Ланковские, как и многие другие евреи дома, так больше и не вернулись. А по Одессе пробежали взволнованные разговоры о массовых расстрелах еврейского населения в районе знаменитой Слободки. Это было страшно.
Около трети квартир опустело в доме. Часть евреев бежала до прихода фашистов в Одессу. А другая, большая часть, оказалась расстрелянной, замученной, многие были угнаны неизвестно куда. И, пока еврейские квартиры стояли без хозяев, находились людишки, которые без стыда и совести тащили из них всё, что только можно было унести: подушки, ковры, постельное бельё, посуду и даже мебель.

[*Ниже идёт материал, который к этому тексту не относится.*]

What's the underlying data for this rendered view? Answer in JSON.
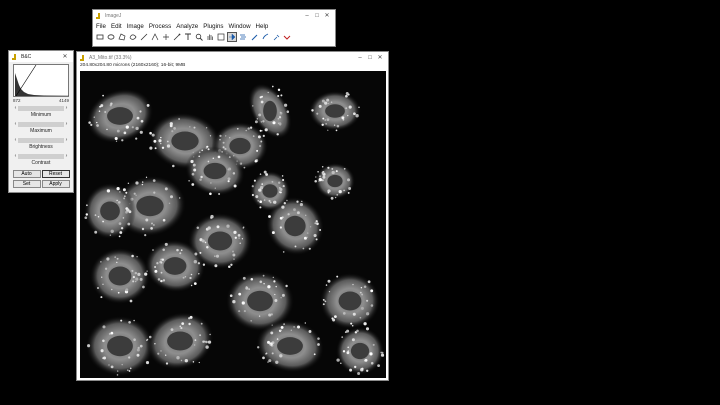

Соседи дома часто знали тех, кто воровал и какие вещи куда и к кому попали. Тем, кому удалось вернуться, доброжелатели-соседи шептали по секрету, где они могут востребовать свои вещи, но получить их назад далеко не всегда удавалось. За них часто надо было бороться и нередко с опасностью для жизни.
Из квартиры профессора Кацмана, например, было украдено пианино. Кацманам удалось узнать, где оно находится, всего в нескольких кварталах от дома на соседней улице. Но, отправившись за своей фамильной реликвией, профессор больше не вернулся. Его ждали, его искали, но он пропал бесследно.
Наворовавшиеся строго-настрого наказывали своим детям никогда не приглашать в дом своих друзей по двору, боясь, что кто-то из них может случайно узнать или вынести украденное, и их деяния станут известны окружающим. Бывали случаи, когда еврейские хозяйки узнавали свои полотенца или простыни на чужих бельевых верёвках во время сушки. И каждый потерпевший решал для себя сам: идти на конфликт в борьбе за своё, или нет. Живя в трудностях и послевоенных лишениях, многие еврейские семьи не сумели вернуть нажитое добро. Многие просто устали от борьбы и, стараясь избежать конфликтности, жили дальше, не думая о потерянном.
Весь город беззубо зиял руинами домов, и наивно бесстрашные мальчишки рыскали по развалинам в поисках трофейных находок и романтических приключений. Дети пролезали в узкие щели подвалов и находили немецкие штыки, наганы и даже гранаты. То и дело в разных районах города раздавались взрывы, при которых трагически гибли дети, неумело обращавшиеся с пороховым оружием.